Yesterday President Obama participated in a panel discussion of criminal justice issues moderated by Bill Keller of The Marshall Project and streamed to the public. While the subject of clemency did not come up during the videotaped panel discussion, in a prior interview with Keller the President said that he intended to “speed up the process” of considering prisoner petitions seeking commutation of sentence. At the same time, he again signaled that he was not similarly interested in cases involving dated convictions where a petitioner is seeking pardon to relieve collateral consequences:
Keller: While we’re talking about actions you have at your disposal, you’ve said on several occasions that there are a lot of people in prison that shouldn’t be there. A lot of people point to your record on pardons and commutations, each of which is in the double digits even though thousands of people have applied for that relief. Will we be seeing more of that between now and the end of your term, and will it be large numbers?
Obama: When I came into office and became interested in this issue, part of what we had to deal with was a legacy process where we had an understaffed and fairly constrained funnel in DOJ through which recommendations came to me. And after the first couple of rounds, I started noticing that the kinds of cases that were coming up were, you know, a sixty year old who was convicted of check kiting and was interested in getting his right to get a license for a firearm; and I said we don’t seem to be getting a pool that is broad enough to encompass all the folks who may have gotten excessive sentences — for example nonviolent drug transactions. And so what we’ve had to do is build inside the Justice Dept. greater capacity, and that has opened up the aperture: We’re now getting more applications, we’re processing them more effectively. I think what you’ve seen is a steady ramp-up through this change, and you should anticipate that over the next year and a half I’m making a big push to try to get as many of these cases reviewed, and I don’t put a either a floor or a ceiling in terms of how many commutations we might do. Public safety is uppermost on our minds, but I’m confident that there are a lot more people who qualify under the criteria we’ve set forth than I’ve already acted on, and that means we have to speed up the process.
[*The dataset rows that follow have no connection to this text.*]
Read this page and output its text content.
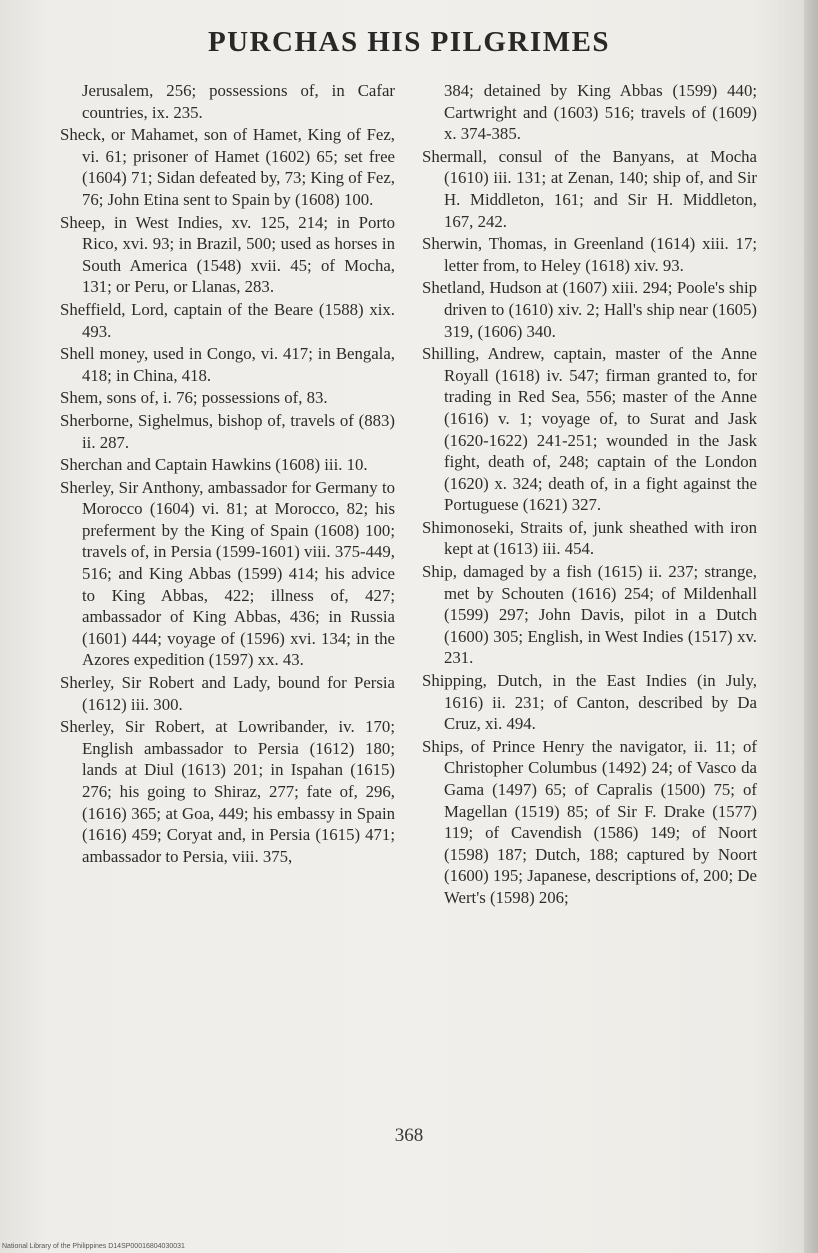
PURCHAS HIS PILGRIMES

Jerusalem, 256; possessions of, in Cafar countries, ix. 235.

Sheck, or Mahamet, son of Hamet, King of Fez, vi. 61; prisoner of Hamet (1602) 65; set free (1604) 71; Sidan defeated by, 73; King of Fez, 76; John Etina sent to Spain by (1608) 100.

Sheep, in West Indies, xv. 125, 214; in Porto Rico, xvi. 93; in Brazil, 500; used as horses in South America (1548) xvii. 45; of Mocha, 131; or Peru, or Llanas, 283.

Sheffield, Lord, captain of the Beare (1588) xix. 493.

Shell money, used in Congo, vi. 417; in Bengala, 418; in China, 418.

Shem, sons of, i. 76; possessions of, 83.

Sherborne, Sighelmus, bishop of, travels of (883) ii. 287.

Sherchan and Captain Hawkins (1608) iii. 10.

Sherley, Sir Anthony, ambassador for Germany to Morocco (1604) vi. 81; at Morocco, 82; his preferment by the King of Spain (1608) 100; travels of, in Persia (1599-1601) viii. 375-449, 516; and King Abbas (1599) 414; his advice to King Abbas, 422; illness of, 427; ambassador of King Abbas, 436; in Russia (1601) 444; voyage of (1596) xvi. 134; in the Azores expedition (1597) xx. 43.

Sherley, Sir Robert and Lady, bound for Persia (1612) iii. 300.

Sherley, Sir Robert, at Lowribander, iv. 170; English ambassador to Persia (1612) 180; lands at Diul (1613) 201; in Ispahan (1615) 276; his going to Shiraz, 277; fate of, 296, (1616) 365; at Goa, 449; his embassy in Spain (1616) 459; Coryat and, in Persia (1615) 471; ambassador to Persia, viii. 375,

384; detained by King Abbas (1599) 440; Cartwright and (1603) 516; travels of (1609) x. 374-385.

Shermall, consul of the Banyans, at Mocha (1610) iii. 131; at Zenan, 140; ship of, and Sir H. Middleton, 161; and Sir H. Middleton, 167, 242.

Sherwin, Thomas, in Greenland (1614) xiii. 17; letter from, to Heley (1618) xiv. 93.

Shetland, Hudson at (1607) xiii. 294; Poole's ship driven to (1610) xiv. 2; Hall's ship near (1605) 319, (1606) 340.

Shilling, Andrew, captain, master of the Anne Royall (1618) iv. 547; firman granted to, for trading in Red Sea, 556; master of the Anne (1616) v. 1; voyage of, to Surat and Jask (1620-1622) 241-251; wounded in the Jask fight, death of, 248; captain of the London (1620) x. 324; death of, in a fight against the Portuguese (1621) 327.

Shimonoseki, Straits of, junk sheathed with iron kept at (1613) iii. 454.

Ship, damaged by a fish (1615) ii. 237; strange, met by Schouten (1616) 254; of Mildenhall (1599) 297; John Davis, pilot in a Dutch (1600) 305; English, in West Indies (1517) xv. 231.

Shipping, Dutch, in the East Indies (in July, 1616) ii. 231; of Canton, described by Da Cruz, xi. 494.

Ships, of Prince Henry the navigator, ii. 11; of Christopher Columbus (1492) 24; of Vasco da Gama (1497) 65; of Capralis (1500) 75; of Magellan (1519) 85; of Sir F. Drake (1577) 119; of Cavendish (1586) 149; of Noort (1598) 187; Dutch, 188; captured by Noort (1600) 195; Japanese, descriptions of, 200; De Wert's (1598) 206;

368
National Library of the Philippines D14SP00016804030031
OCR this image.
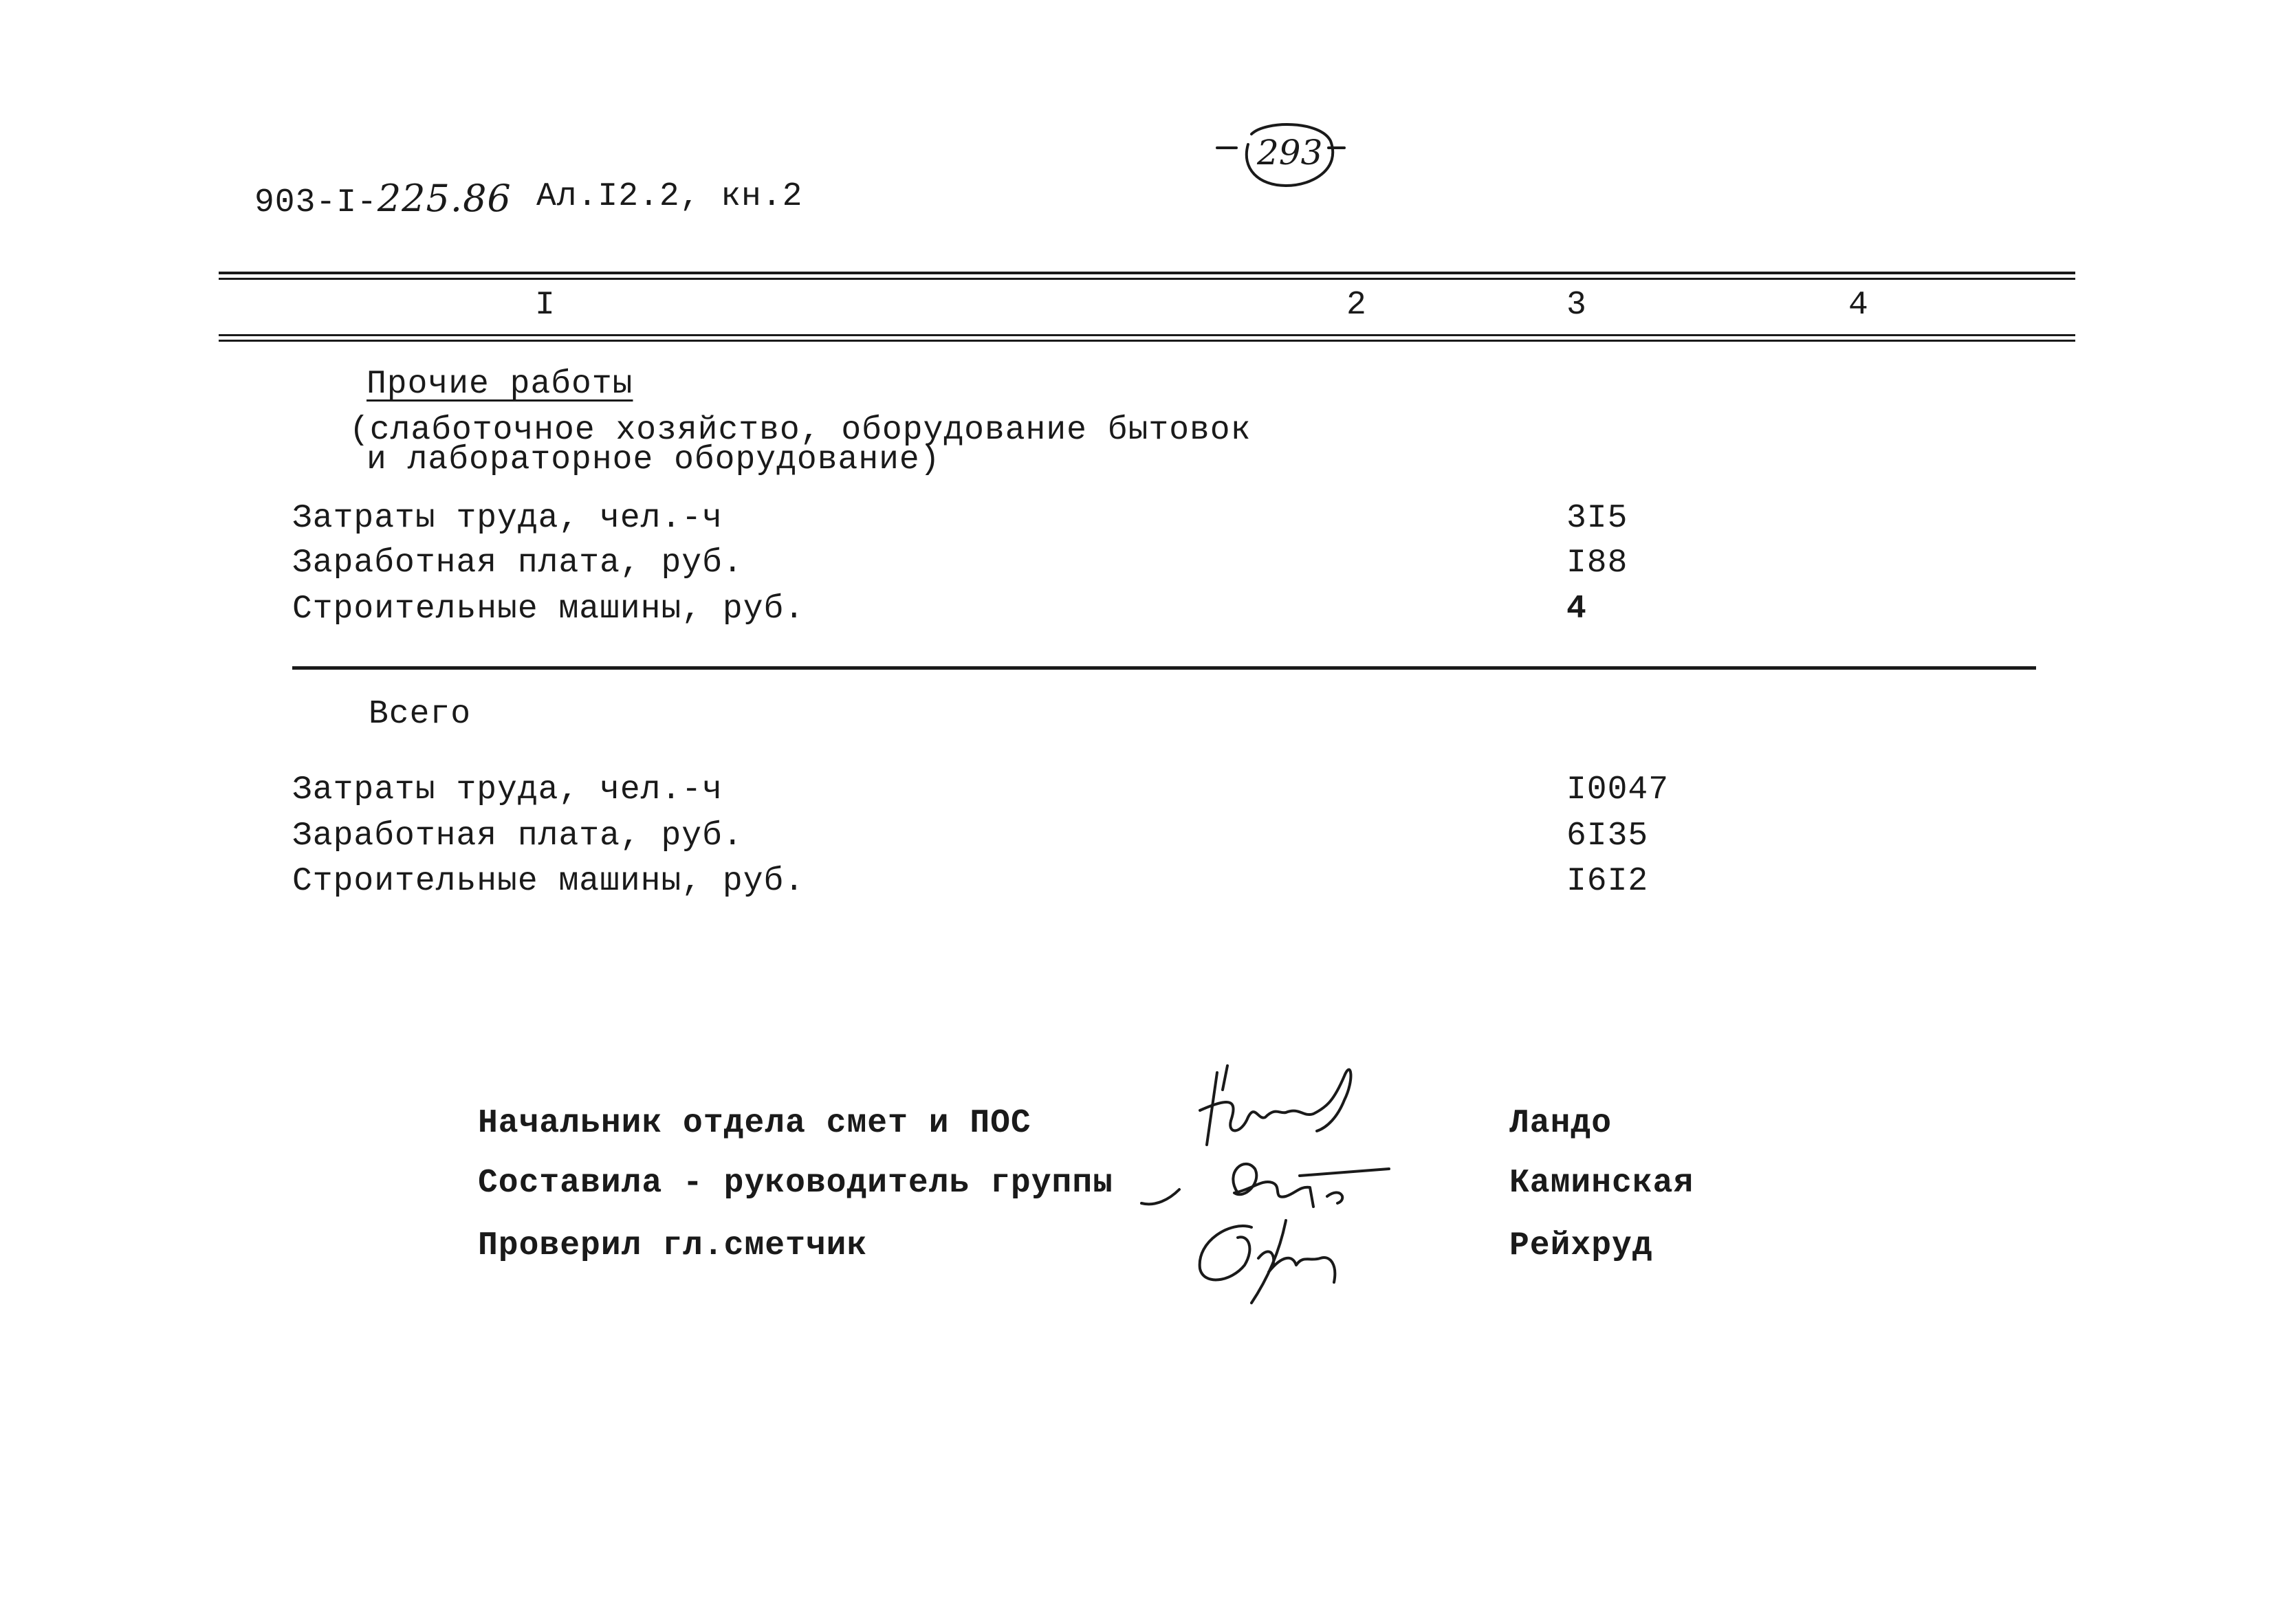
903-I-225.86 Ал.I2.2, кн.2
293
I	2	3	4
Прочие работы
(слаботочное хозяйство, оборудование бытовок
и лабораторное оборудование)
Затраты труда, чел.-ч	3I5
Заработная плата, руб.	I88
Строительные машины, руб.	4
Всего
Затраты труда, чел.-ч	I0047
Заработная плата, руб.	6I35
Строительные машины, руб.	I6I2
Начальник отдела смет и ПОС	Ландо
Составила - руководитель группы	Каминская
Проверил гл.сметчик	Рейхруд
The Justice Department has evidently interpreted the President’s earlier remarks to this effect as signaling a lack of interest in considering pardon petitions, because its processing of this part of the clemency caseload has essentially stalled since the commutation initiative began 18 months ago. This makes all the more unfortunate the government’s firm opposition to federal courts granting relief from collateral consequences in the Brooklyn expungement cases.
In contrast, yesterday Governor Cuomo of New York announced a clemency initiative that included both pardons and commutations. His office has created a new website inviting people to file for both kinds of relief, explaining the application process and standards.